I’ll have to make up some lie about just catching the letter when I saw it falling out of her pocket.

But Mileva didn’t turn around. She took the next step, putting a huge space between her and Jonah. And then she just kept rushing on, scurrying toward her father’s shouting.

But Katherine and Emily both saw what Jonah had done. They gaped at him, horrified once more.

“Jonah!” Katherine exclaimed. “When she finds out that you stole—”

“It’s just going to make her cry,” Jonah said, pointing at the sobbing tracer Mileva. The tracer version of her father huddled over her, trying to comfort her.

Katherine frowned, but didn’t say anything else as all three kids crouched down behind the downed log, hiding from the real version of Mileva’s father and anyone else who might approach from the road. Once they were in a safe position, Katherine yanked the letter from Jonah’s fingers.

“Let me see that,” she said. “Since you’re going to get us in trouble anyhow, we might as well read it.”

Jonah could tell she was dying of curiosity.

“Read it out loud, so we can all hear,” Jonah said. He flipped over onto his stomach so he could see over the log. That way he could watch for Mileva or her father coming close even as he listened to Katherine. She had the letter out of the envelope and was unfolding it.

“‘Dear Dollie,’” she began in a whisper. Dimly, Jonah realized she was translating it into English as she read, for Emily’s benefit. Katherine looked up and explained to Emily, “He means Mileva. She and Albert call each other these silly pet names—it’s going to be way embarrassing if they’re still doing that when their kids are teenagers.”

“Katherine!” Jonah said. “Their kid
is
a teenager now! Emily!”

“Oh, right. Sorry,” Katherine said.

“Never mind,” Emily said. “I feel like . . . Do you really think we should be reading her mail?”

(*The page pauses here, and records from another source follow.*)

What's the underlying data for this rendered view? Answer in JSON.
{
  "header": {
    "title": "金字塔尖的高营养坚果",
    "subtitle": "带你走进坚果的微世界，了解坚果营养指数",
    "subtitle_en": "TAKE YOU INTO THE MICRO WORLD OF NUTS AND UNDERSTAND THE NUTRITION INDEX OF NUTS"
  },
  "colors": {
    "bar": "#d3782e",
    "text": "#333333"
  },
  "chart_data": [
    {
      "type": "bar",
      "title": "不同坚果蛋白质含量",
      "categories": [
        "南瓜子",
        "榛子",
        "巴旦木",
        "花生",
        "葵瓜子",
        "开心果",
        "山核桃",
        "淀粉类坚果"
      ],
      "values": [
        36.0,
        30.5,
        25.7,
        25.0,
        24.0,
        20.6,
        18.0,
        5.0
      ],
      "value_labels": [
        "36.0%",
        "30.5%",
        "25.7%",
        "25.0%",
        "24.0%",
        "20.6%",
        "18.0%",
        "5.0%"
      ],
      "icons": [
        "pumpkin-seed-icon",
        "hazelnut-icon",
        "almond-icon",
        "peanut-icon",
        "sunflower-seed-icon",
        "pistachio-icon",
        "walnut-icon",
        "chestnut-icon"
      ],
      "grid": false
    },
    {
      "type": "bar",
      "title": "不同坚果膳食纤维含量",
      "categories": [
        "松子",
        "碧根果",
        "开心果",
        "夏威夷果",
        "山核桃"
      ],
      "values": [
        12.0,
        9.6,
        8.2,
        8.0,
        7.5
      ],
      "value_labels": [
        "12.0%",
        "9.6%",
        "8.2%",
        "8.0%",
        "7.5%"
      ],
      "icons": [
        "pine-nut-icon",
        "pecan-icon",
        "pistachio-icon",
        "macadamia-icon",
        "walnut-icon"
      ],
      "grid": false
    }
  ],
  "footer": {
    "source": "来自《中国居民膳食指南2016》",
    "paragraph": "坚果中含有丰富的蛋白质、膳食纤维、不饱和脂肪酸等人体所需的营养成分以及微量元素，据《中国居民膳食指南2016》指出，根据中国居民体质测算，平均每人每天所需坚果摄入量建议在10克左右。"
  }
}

“Yes,” Jonah and Katherine said together.

“But—it’s private,” Emily objected. “Personal.”

Jonah wondered if maybe she was a little too nice to cope with time travel. He wondered how she’d survived middle school back home.

“Yeah, well, the fate of the world could depend on us knowing what’s in that letter,” Jonah said.

He expected Katherine to roll her eyes and tell Emily,
See how full of it my brother is?
The fact that neither girl challenged him made him feel even worse about their situation.

Katherine went back to reading out loud.

“‘I’m not the least bit angry that poor Dollie is hatching a new chick,’” she continued in a hushed voice. She’d adopted a bit of a German accent to imitate Albert’s voice. “‘In fact, I’m happy about it and had already given some thought to whether I shouldn’t see to it that you get a new Lieserl. After all, you shouldn’t be denied that which is the right of all women. Don’t worry about it, and come back content. Brood on it very carefully so that something good will come of it.’”

Katherine almost dropped the letter.

“Is he for real?” she muttered.

“Hold on, hold on—‘hatching a new chick’? Getting ‘a new Lieserl’?” Jonah asked. “Does he mean Mileva’s going to have another baby?”

“I bet that’s what she’d just told Albert. And that’s why she kept throwing up on the way here,” Katherine said. “She’s pregnant.”

“She threw up by my bedside, too,” Emily said thoughtfully. “I remember thinking, as Lieserl, ‘Mama sick too? Mama sick too?’”

Jonah shot her a puzzled look.

“Look, you try thinking with the brain and vocabulary of a toddler,” Emily said. “It’s not easy.”